L'homme resta silencieux, se releva, épousseta la neige qui recouvrait sa cape et croisa les bras sur son torse. Son regard était dur mais résolu : Il ne céderait pas tant qu'il n'aurait pas obtenu des réponses à ses questions. Toute once d'amusement avait déserté son visage. Il était donc soit réellement en colère, soit véritablement inquiet, ou peut-être les deux à la fois. Cyl ne savait pas réellement laquelle de ces options était préférable aux autres. Elle ferma les yeux. Elle n'avait pas le temps pour tout ça, il fallait absolument qu'elle retourne au campement ! Elle tenta un ultime coup rageur dans le filet magique mais sans plus de résultat.
- Écoute-moi bien, espèce de petite idiote, lâcha l'homme d'une voix basse et ferme, je ne sais pas ce qu'il se passe, je ne sais pas ce que tu cherches à cacher, mais je sais que c'est grave. Alors tu vas me dire dans quel bourbier tu t'es encore fourrée et nous allons t'en sortir ensemble, est-ce clair ?
Cyl serra les lèvres, ces dernières prenant l'apparence d'un pli fin et décoloré, puis ses yeux sombres se mouillèrent de larmes à peine contenues.
Nurh ne céda pas et ne relâcha pas d'un cran l'épais filet qui entourait la prêtresse. La voir dans cet état ne le réjouissait pas le moins du monde, mais il savait que c'était le seul moyen dont il disposait pour qu'elle lui avoue enfin ce qui la tourmentait.
- Rappelle-toi que je suis extrêmement patient, Cyl. Je ne céderais pas.

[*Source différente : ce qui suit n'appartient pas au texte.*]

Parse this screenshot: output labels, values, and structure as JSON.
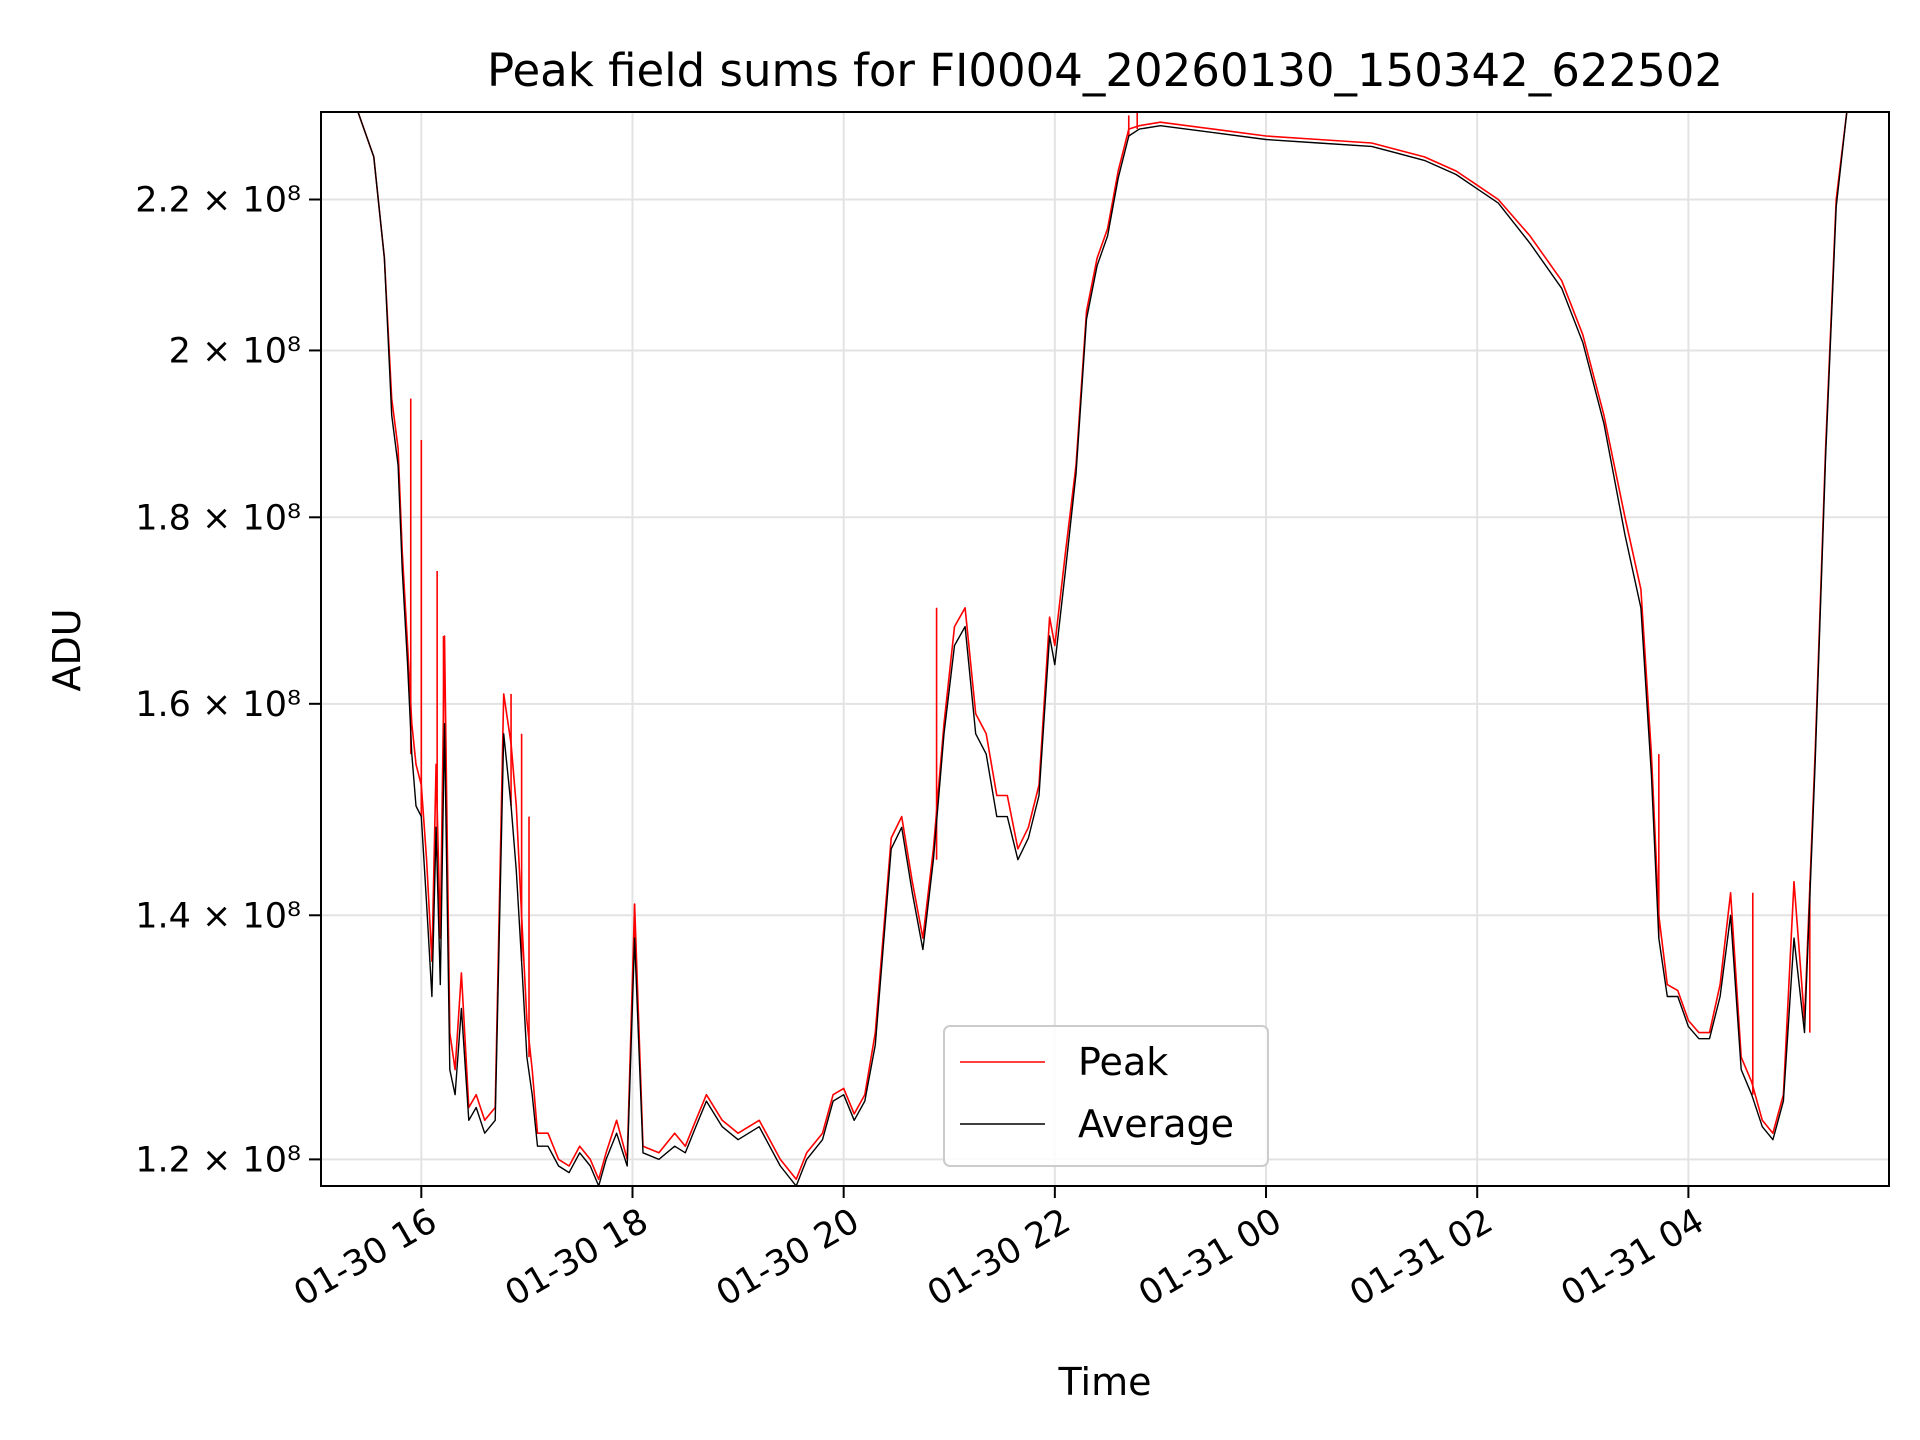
{
  "chart_data": {
    "type": "line",
    "title": "Peak field sums for FI0004_20260130_150342_622502",
    "xlabel": "Time",
    "ylabel": "ADU",
    "yscale": "log",
    "ylim": [
      118000000,
      232500000
    ],
    "xlim_hours": [
      15.05,
      29.9
    ],
    "grid": true,
    "legend_position": "lower-center",
    "x_ticks": [
      {
        "hour": 16,
        "label": "01-30 16"
      },
      {
        "hour": 18,
        "label": "01-30 18"
      },
      {
        "hour": 20,
        "label": "01-30 20"
      },
      {
        "hour": 22,
        "label": "01-30 22"
      },
      {
        "hour": 24,
        "label": "01-31 00"
      },
      {
        "hour": 26,
        "label": "01-31 02"
      },
      {
        "hour": 28,
        "label": "01-31 04"
      }
    ],
    "y_ticks": [
      {
        "value": 120000000,
        "label": "1.2 × 10⁸"
      },
      {
        "value": 140000000,
        "label": "1.4 × 10⁸"
      },
      {
        "value": 160000000,
        "label": "1.6 × 10⁸"
      },
      {
        "value": 180000000,
        "label": "1.8 × 10⁸"
      },
      {
        "value": 200000000,
        "label": "2 × 10⁸"
      },
      {
        "value": 220000000,
        "label": "2.2 × 10⁸"
      }
    ],
    "series": [
      {
        "name": "Peak",
        "color": "#ff0000",
        "x_hours": [
          15.4,
          15.55,
          15.65,
          15.72,
          15.78,
          15.82,
          15.87,
          15.91,
          15.95,
          16.0,
          16.05,
          16.1,
          16.14,
          16.18,
          16.22,
          16.27,
          16.32,
          16.38,
          16.45,
          16.52,
          16.6,
          16.7,
          16.78,
          16.85,
          16.9,
          16.95,
          17.0,
          17.05,
          17.1,
          17.2,
          17.3,
          17.4,
          17.5,
          17.6,
          17.68,
          17.75,
          17.85,
          17.95,
          18.02,
          18.1,
          18.25,
          18.4,
          18.5,
          18.6,
          18.7,
          18.85,
          19.0,
          19.2,
          19.4,
          19.55,
          19.65,
          19.8,
          19.9,
          20.0,
          20.1,
          20.2,
          20.3,
          20.45,
          20.55,
          20.65,
          20.75,
          20.85,
          20.95,
          21.05,
          21.15,
          21.25,
          21.35,
          21.45,
          21.55,
          21.65,
          21.75,
          21.85,
          21.95,
          22.0,
          22.1,
          22.2,
          22.3,
          22.4,
          22.5,
          22.6,
          22.7,
          22.8,
          23.0,
          23.5,
          24.0,
          24.5,
          25.0,
          25.5,
          25.8,
          26.0,
          26.2,
          26.5,
          26.8,
          27.0,
          27.2,
          27.4,
          27.55,
          27.65,
          27.72,
          27.8,
          27.9,
          28.0,
          28.1,
          28.2,
          28.3,
          28.4,
          28.5,
          28.6,
          28.7,
          28.8,
          28.9,
          29.0,
          29.1,
          29.2,
          29.3,
          29.4,
          29.5,
          29.6,
          29.8
        ],
        "y_values": [
          232500000,
          226000000,
          212000000,
          194000000,
          188000000,
          176000000,
          166000000,
          158000000,
          154000000,
          152000000,
          145000000,
          136000000,
          154000000,
          138000000,
          167000000,
          130000000,
          127000000,
          135000000,
          124000000,
          125000000,
          123000000,
          124000000,
          161000000,
          156000000,
          150000000,
          140000000,
          131000000,
          127000000,
          122000000,
          122000000,
          120000000,
          119500000,
          121000000,
          120000000,
          118500000,
          120500000,
          123000000,
          120000000,
          141000000,
          121000000,
          120500000,
          122000000,
          121000000,
          123000000,
          125000000,
          123000000,
          122000000,
          123000000,
          120000000,
          118500000,
          120500000,
          122000000,
          125000000,
          125500000,
          123500000,
          125000000,
          130000000,
          147000000,
          149000000,
          143000000,
          138000000,
          146000000,
          158000000,
          168000000,
          170000000,
          159000000,
          157000000,
          151000000,
          151000000,
          146000000,
          148000000,
          152000000,
          169000000,
          166000000,
          176000000,
          186000000,
          205000000,
          212000000,
          216000000,
          224000000,
          230000000,
          230500000,
          231000000,
          230000000,
          229000000,
          228500000,
          228000000,
          226000000,
          224000000,
          222000000,
          220000000,
          215000000,
          209000000,
          202000000,
          192000000,
          180000000,
          172000000,
          155000000,
          140000000,
          134000000,
          133500000,
          131000000,
          130000000,
          130000000,
          134000000,
          142000000,
          128000000,
          126000000,
          123000000,
          122000000,
          125000000,
          143000000,
          131000000,
          155000000,
          188000000,
          220000000,
          232500000,
          232500000,
          232500000
        ],
        "spikes": [
          {
            "hour": 15.9,
            "value": 194000000
          },
          {
            "hour": 16.0,
            "value": 189000000
          },
          {
            "hour": 16.15,
            "value": 174000000
          },
          {
            "hour": 16.21,
            "value": 167000000
          },
          {
            "hour": 16.85,
            "value": 161000000
          },
          {
            "hour": 16.95,
            "value": 157000000
          },
          {
            "hour": 17.02,
            "value": 149000000
          },
          {
            "hour": 18.02,
            "value": 141000000
          },
          {
            "hour": 20.88,
            "value": 170000000
          },
          {
            "hour": 22.7,
            "value": 232000000
          },
          {
            "hour": 22.78,
            "value": 232500000
          },
          {
            "hour": 27.72,
            "value": 155000000
          },
          {
            "hour": 28.61,
            "value": 142000000
          },
          {
            "hour": 29.15,
            "value": 143000000
          }
        ]
      },
      {
        "name": "Average",
        "color": "#000000",
        "x_hours": [
          15.4,
          15.55,
          15.65,
          15.72,
          15.78,
          15.82,
          15.87,
          15.91,
          15.95,
          16.0,
          16.05,
          16.1,
          16.14,
          16.18,
          16.22,
          16.27,
          16.32,
          16.38,
          16.45,
          16.52,
          16.6,
          16.7,
          16.78,
          16.85,
          16.9,
          16.95,
          17.0,
          17.05,
          17.1,
          17.2,
          17.3,
          17.4,
          17.5,
          17.6,
          17.68,
          17.75,
          17.85,
          17.95,
          18.02,
          18.1,
          18.25,
          18.4,
          18.5,
          18.6,
          18.7,
          18.85,
          19.0,
          19.2,
          19.4,
          19.55,
          19.65,
          19.8,
          19.9,
          20.0,
          20.1,
          20.2,
          20.3,
          20.45,
          20.55,
          20.65,
          20.75,
          20.85,
          20.95,
          21.05,
          21.15,
          21.25,
          21.35,
          21.45,
          21.55,
          21.65,
          21.75,
          21.85,
          21.95,
          22.0,
          22.1,
          22.2,
          22.3,
          22.4,
          22.5,
          22.6,
          22.7,
          22.8,
          23.0,
          23.5,
          24.0,
          24.5,
          25.0,
          25.5,
          25.8,
          26.0,
          26.2,
          26.5,
          26.8,
          27.0,
          27.2,
          27.4,
          27.55,
          27.65,
          27.72,
          27.8,
          27.9,
          28.0,
          28.1,
          28.2,
          28.3,
          28.4,
          28.5,
          28.6,
          28.7,
          28.8,
          28.9,
          29.0,
          29.1,
          29.2,
          29.3,
          29.4,
          29.5,
          29.6,
          29.8
        ],
        "y_values": [
          232500000,
          226000000,
          212000000,
          192000000,
          186000000,
          174000000,
          164000000,
          155000000,
          150000000,
          149000000,
          141000000,
          133000000,
          148000000,
          134000000,
          158000000,
          127000000,
          125000000,
          132000000,
          123000000,
          124000000,
          122000000,
          123000000,
          157000000,
          150000000,
          144000000,
          136000000,
          128000000,
          125000000,
          121000000,
          121000000,
          119500000,
          119000000,
          120500000,
          119500000,
          118000000,
          120000000,
          122000000,
          119500000,
          138000000,
          120500000,
          120000000,
          121000000,
          120500000,
          122500000,
          124500000,
          122500000,
          121500000,
          122500000,
          119500000,
          118000000,
          120000000,
          121500000,
          124500000,
          125000000,
          123000000,
          124500000,
          129000000,
          146000000,
          148000000,
          142000000,
          137000000,
          145000000,
          157000000,
          166000000,
          168000000,
          157000000,
          155000000,
          149000000,
          149000000,
          145000000,
          147000000,
          151000000,
          167000000,
          164000000,
          174000000,
          185000000,
          204000000,
          211000000,
          215000000,
          223000000,
          229000000,
          230000000,
          230500000,
          229500000,
          228500000,
          228000000,
          227500000,
          225500000,
          223500000,
          221500000,
          219500000,
          214000000,
          208000000,
          201000000,
          191000000,
          178000000,
          170000000,
          153000000,
          138000000,
          133000000,
          133000000,
          130500000,
          129500000,
          129500000,
          133000000,
          140000000,
          127000000,
          125000000,
          122500000,
          121500000,
          124500000,
          138000000,
          130000000,
          154000000,
          187000000,
          219000000,
          232500000,
          232500000,
          232500000
        ]
      }
    ]
  }
}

La prêtresse poussa un misérable hoquet. L'humiliation de s'être fait prendre au piège si facilement par Nurh se mêla à toute la colère qu'elle avait ressentie durant leur conversation, à la fatigue accumulée lors de son voyage et de son utilisation de la magie, et, enfin, à la crainte qu'elle avait éprouvé pour la Bête-Divine et le garçon. Elle craqua.
- C'est Fenned... murmura-t-elle juste avant que les larmes ne dévalent ses joues.